The Shiga Bank, Ltd.
Capital Adequacy Ratio at the End of the Third Quarter of the Fiscal Year Ending March 2026
The consolidated total capital adequacy ratio at the end of the third quarter of the fiscal year ending March 2026 was 14.43%, and the standalone ratio was 14.09%, increasing by 0.81 and 0.75 points respectively year-over-year.
Key Figures
- Consolidated Total Capital Adequacy Ratio: 14.43% (Year-over-Year increase of 0.81 points)
- Standalone Total Capital Adequacy Ratio: 14.09% (Year-over-Year increase of 0.75 points)
- Amount of Consolidated Total Capital: 460.2 billion JPY (Year-over-Year increase of 50.5 billion JPY)
AI要約
Overview of Capital Adequacy Ratio
At the end of the third quarter of the fiscal year ending March 2026, Shiga Bank, Ltd.'s capital adequacy ratio (under international unified standards) was 14.43% on a consolidated basis and 14.09% on a standalone basis. Compared with the previous year’s same period of 13.62% consolidated and 13.34% standalone, this represents increases of 0.81 points and 0.75 points respectively. The amount of capital also increased to 460.2 billion JPY consolidated and 444.6 billion JPY standalone year-over-year.

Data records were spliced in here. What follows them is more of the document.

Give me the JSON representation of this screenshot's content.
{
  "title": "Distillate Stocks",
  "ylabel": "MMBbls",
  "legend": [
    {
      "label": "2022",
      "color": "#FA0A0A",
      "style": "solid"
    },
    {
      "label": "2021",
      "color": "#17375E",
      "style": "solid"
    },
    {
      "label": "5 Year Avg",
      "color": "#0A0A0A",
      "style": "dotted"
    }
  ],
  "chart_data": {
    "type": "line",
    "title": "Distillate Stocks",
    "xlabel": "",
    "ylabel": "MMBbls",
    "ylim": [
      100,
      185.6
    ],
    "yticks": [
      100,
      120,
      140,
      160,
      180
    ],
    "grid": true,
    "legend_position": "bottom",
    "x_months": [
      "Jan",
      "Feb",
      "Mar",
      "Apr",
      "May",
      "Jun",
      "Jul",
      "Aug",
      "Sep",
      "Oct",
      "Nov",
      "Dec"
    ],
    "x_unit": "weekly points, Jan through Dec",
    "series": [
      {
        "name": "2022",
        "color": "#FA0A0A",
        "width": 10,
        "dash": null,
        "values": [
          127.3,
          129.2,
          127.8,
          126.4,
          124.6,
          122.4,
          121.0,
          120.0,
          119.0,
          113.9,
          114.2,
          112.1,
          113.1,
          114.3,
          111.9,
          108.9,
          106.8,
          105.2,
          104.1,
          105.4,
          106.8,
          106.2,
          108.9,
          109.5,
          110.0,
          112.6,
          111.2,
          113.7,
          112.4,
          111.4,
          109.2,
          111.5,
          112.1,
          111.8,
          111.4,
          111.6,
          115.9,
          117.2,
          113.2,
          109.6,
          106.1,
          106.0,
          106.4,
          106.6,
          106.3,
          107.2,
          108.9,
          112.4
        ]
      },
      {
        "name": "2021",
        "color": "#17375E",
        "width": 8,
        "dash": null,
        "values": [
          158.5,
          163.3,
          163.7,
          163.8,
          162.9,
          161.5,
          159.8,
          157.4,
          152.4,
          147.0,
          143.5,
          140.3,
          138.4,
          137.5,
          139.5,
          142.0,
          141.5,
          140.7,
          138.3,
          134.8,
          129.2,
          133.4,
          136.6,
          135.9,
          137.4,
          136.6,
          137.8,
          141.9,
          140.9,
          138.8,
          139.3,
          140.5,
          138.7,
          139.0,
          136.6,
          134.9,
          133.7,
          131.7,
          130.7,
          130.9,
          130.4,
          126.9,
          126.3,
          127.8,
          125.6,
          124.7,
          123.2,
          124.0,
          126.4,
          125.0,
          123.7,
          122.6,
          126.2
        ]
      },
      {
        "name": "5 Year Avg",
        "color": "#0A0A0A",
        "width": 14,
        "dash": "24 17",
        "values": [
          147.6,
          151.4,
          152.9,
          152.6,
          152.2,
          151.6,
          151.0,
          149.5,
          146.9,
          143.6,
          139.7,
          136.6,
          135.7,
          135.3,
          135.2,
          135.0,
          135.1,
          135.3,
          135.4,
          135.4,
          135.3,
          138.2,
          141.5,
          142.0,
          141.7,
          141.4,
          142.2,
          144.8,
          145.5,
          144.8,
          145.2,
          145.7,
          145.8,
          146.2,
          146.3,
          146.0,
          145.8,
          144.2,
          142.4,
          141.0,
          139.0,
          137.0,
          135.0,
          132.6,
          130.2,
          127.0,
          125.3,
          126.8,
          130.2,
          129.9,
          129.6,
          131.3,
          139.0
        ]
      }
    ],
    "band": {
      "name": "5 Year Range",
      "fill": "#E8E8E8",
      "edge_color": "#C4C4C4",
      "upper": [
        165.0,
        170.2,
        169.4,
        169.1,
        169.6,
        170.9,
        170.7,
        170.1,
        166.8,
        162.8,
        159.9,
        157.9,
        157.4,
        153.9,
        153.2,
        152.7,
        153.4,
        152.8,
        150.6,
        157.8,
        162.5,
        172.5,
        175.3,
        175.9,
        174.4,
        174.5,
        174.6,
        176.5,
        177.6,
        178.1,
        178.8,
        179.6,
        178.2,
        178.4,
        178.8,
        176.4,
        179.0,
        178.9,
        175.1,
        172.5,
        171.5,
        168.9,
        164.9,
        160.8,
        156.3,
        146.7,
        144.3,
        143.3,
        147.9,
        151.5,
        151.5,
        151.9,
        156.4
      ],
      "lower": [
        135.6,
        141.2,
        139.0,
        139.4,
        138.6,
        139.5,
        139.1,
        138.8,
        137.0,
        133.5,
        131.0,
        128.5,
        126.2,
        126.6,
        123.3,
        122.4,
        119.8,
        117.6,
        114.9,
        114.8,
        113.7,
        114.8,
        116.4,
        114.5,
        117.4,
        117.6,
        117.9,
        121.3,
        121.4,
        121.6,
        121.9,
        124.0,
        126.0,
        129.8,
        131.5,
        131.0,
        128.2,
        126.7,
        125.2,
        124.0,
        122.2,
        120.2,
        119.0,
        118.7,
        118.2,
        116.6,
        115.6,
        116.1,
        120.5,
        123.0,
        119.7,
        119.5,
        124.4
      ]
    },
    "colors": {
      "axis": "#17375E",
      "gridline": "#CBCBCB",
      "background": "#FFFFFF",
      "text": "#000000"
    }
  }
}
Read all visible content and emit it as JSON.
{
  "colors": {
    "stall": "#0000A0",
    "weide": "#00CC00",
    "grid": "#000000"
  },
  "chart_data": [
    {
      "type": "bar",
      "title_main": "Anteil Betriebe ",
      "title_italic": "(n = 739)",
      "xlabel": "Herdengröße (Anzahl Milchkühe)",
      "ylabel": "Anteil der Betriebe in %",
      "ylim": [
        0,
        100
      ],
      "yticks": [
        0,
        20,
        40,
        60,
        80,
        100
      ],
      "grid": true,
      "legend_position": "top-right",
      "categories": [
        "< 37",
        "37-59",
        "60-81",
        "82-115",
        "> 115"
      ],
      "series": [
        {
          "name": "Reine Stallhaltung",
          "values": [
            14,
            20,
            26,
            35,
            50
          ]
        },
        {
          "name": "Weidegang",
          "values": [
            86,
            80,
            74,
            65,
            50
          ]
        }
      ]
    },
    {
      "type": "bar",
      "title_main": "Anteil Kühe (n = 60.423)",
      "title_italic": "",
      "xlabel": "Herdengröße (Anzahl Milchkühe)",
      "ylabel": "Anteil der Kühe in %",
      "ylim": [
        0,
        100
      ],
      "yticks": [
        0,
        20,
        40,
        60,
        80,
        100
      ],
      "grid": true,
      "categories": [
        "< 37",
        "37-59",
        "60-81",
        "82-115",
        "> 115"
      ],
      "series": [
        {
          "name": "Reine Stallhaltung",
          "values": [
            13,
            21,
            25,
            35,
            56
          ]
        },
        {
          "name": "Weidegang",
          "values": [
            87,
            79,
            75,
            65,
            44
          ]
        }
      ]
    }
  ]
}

Risk assets amounted to 3,187.5 billion JPY consolidated and 3,154.3 billion JPY standalone, while the total required capital was 255.0 billion JPY consolidated and 252.3 billion JPY standalone.
Impact on Investors and Future Outlook
The improvement in the capital adequacy ratio reflects enhanced financial soundness, contributing to stronger creditworthiness. In particular, the rise in the Tier 1 ratio indicates improved capital quality, strengthening regulatory compliance capabilities. The company intends to continue enhancing its capital base and conducting rigorous risk management to maintain a stable management foundation. This financial strengthening is expected to provide reassuring factors for investors.